Terremoto in Giappone, la conta dei danni


Canon, Nikon e gli altri produttori hanno chiuso a tempo alcune delle fabbriche colpite dallo tsunami e dal terremoto della scorsa settimana.

Fra gli otto stabilimenti chiusi da Canon sono stati particolarmente colpiti quelli di Utsunomiya che produce obiettivi EF ed il centro di Fukushima che si occupa di stampati a getto d'inchiostro. Nikon ha chiuso 4 delle sue fabbriche ed in particolare quella di Sendai che si occupava di produrre le reflex digitali di alto livello e le F6.

Sony è sicuramente quella che è stata colpita più duramente dato che ha dovuto chiudere ben 10 stabilimenti e due centri di ricerca. Olympus è stata colpita ad alcuni stabilimenti, ma solo lievemente e non relativi alla produzione di materiale fotografico.

Per quanto riguarda Sigma sappiamo che uno dei suoi centri è stato colpito lievemente e che altri due sono chiusi per via dei blackout pianificati nel paese. Anche Ricoh è stata colpita in 5 dei suoi centri, mentre altri 4 non si sa ancora quando riprenderanno il lavoro.

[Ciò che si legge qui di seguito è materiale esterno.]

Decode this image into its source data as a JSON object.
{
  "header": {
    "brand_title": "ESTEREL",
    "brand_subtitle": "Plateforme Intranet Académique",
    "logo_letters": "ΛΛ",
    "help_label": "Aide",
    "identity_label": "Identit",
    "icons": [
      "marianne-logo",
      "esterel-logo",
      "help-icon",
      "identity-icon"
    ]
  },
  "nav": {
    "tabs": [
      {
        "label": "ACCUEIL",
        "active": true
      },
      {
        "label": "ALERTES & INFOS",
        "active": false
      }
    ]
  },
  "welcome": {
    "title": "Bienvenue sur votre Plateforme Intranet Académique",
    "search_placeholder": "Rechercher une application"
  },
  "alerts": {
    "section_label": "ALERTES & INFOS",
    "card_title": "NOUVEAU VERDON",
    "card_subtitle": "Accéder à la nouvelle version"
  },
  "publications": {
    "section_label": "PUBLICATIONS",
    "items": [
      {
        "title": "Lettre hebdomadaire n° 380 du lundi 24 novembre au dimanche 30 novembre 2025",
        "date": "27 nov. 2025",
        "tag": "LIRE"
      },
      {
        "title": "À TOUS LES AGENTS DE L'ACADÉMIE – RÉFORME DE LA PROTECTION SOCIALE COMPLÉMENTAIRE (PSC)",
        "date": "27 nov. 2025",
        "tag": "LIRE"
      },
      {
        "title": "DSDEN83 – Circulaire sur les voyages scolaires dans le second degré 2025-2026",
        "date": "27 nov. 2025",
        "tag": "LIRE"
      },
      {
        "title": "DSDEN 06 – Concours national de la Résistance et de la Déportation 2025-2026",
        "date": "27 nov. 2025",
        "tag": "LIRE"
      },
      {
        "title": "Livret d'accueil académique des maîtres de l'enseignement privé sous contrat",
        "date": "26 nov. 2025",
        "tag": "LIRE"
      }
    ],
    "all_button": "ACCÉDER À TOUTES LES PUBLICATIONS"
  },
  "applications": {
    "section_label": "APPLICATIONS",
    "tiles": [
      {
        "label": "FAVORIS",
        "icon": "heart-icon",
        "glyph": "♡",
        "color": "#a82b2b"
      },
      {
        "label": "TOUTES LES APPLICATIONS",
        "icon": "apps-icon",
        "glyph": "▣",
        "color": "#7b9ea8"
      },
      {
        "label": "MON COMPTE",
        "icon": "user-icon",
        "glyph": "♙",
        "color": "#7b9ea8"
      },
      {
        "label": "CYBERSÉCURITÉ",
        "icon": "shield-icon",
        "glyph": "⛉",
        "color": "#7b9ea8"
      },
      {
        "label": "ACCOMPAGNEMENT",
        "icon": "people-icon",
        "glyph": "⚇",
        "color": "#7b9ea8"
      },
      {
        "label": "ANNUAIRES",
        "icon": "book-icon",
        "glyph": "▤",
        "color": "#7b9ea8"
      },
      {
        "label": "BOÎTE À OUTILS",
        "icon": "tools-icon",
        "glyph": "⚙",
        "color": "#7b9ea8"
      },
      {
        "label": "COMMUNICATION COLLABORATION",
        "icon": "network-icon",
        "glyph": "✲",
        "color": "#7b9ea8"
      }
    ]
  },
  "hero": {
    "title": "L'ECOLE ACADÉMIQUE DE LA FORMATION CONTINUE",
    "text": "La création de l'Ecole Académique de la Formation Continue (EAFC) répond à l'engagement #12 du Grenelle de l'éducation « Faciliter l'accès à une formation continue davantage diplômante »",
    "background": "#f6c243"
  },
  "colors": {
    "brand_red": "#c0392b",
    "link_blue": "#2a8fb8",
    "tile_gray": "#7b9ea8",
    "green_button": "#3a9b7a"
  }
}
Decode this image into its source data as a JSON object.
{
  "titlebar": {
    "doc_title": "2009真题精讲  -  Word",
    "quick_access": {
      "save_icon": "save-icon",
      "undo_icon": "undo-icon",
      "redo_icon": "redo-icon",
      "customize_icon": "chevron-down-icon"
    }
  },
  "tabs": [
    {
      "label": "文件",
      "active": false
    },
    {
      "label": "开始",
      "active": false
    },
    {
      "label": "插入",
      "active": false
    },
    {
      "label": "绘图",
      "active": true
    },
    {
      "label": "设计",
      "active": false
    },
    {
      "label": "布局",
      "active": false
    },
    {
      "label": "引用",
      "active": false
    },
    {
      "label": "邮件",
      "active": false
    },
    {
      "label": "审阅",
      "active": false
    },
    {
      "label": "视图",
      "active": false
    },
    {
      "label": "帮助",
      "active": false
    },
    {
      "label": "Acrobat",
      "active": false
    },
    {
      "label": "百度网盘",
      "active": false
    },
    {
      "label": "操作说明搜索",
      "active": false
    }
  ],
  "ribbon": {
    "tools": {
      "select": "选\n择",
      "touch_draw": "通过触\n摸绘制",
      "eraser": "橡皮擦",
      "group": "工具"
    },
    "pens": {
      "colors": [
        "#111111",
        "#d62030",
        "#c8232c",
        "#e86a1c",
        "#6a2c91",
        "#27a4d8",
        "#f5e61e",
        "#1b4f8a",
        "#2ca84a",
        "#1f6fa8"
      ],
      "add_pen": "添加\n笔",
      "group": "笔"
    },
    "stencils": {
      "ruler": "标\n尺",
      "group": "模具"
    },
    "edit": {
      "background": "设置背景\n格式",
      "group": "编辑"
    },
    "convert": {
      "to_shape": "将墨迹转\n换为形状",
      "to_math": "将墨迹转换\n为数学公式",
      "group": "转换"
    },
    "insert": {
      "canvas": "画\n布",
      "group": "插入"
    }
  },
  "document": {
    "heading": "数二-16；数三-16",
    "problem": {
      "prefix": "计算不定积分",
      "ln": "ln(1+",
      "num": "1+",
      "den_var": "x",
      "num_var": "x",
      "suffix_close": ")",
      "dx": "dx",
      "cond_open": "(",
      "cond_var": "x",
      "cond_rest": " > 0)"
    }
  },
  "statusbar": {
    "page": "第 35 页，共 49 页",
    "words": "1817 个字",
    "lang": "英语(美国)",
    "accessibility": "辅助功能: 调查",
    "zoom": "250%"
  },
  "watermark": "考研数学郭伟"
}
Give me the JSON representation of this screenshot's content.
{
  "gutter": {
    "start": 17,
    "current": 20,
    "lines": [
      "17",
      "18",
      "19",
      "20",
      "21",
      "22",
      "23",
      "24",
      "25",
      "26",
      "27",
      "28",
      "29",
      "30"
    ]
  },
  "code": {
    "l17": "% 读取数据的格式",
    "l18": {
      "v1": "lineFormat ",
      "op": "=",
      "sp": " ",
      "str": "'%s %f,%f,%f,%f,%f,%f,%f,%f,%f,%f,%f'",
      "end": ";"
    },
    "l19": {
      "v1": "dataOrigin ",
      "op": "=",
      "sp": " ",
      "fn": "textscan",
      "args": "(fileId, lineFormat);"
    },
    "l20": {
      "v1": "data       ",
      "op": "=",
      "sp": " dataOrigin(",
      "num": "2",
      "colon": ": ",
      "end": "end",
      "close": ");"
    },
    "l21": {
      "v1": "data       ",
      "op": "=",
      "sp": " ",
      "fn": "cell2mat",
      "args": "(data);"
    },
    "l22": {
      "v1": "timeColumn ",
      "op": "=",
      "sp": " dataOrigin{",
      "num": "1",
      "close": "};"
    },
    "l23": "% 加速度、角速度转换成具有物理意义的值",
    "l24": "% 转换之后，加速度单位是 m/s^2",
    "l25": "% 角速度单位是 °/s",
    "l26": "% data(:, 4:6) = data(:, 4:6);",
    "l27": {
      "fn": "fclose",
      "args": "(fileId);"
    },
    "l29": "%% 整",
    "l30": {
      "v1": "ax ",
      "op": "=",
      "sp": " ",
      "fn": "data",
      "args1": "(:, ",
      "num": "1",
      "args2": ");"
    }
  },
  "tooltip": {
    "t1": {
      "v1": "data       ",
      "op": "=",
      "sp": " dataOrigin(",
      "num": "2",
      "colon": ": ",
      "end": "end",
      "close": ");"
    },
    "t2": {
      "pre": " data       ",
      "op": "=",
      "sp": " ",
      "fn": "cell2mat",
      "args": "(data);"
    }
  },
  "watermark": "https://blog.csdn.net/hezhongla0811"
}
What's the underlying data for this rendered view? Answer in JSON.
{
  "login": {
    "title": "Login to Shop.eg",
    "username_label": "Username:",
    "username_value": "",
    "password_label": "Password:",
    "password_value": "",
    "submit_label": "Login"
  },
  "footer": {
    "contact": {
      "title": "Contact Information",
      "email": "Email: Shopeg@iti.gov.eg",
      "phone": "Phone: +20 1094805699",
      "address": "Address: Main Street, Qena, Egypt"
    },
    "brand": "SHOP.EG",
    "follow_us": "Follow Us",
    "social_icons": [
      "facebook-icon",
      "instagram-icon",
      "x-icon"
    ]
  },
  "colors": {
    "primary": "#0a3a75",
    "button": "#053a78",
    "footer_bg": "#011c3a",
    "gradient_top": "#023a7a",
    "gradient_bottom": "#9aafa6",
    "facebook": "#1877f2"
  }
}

Fujifilm è stata colpita proprio nella fabbrica che aveva già problemi a soddisfare la domanda della nuova X100. Si prevedono ritardi ancora più lunghi. Anche Hoya, proprietaria di Pentax, ha subito dei danni, ma non è stato reso pubblico in quale particolare settore della produzione.

Panasonic non sta producendo le compatte della serie Lumix che venivano realizzate proprio vicino a Fukushima. Casio, Tamron e Sandisk, invece, sono state solo parzialmente colpite e non hanno danni rilevanti.

A tutto questo va aggiunto che lo tsunami ha distrutto molti magazzini con i prodotti pronti per la spedizione e le navi cariche di fotocamere ed obiettivi. Nonostante questo quadro fosco non ci sono stati morti fra gli operai, ma solo feriti non gravi. Le principali aziende hanno deciso di donare centinaia di milioni di Yen per aiutare il paese a rimettersi in piedi.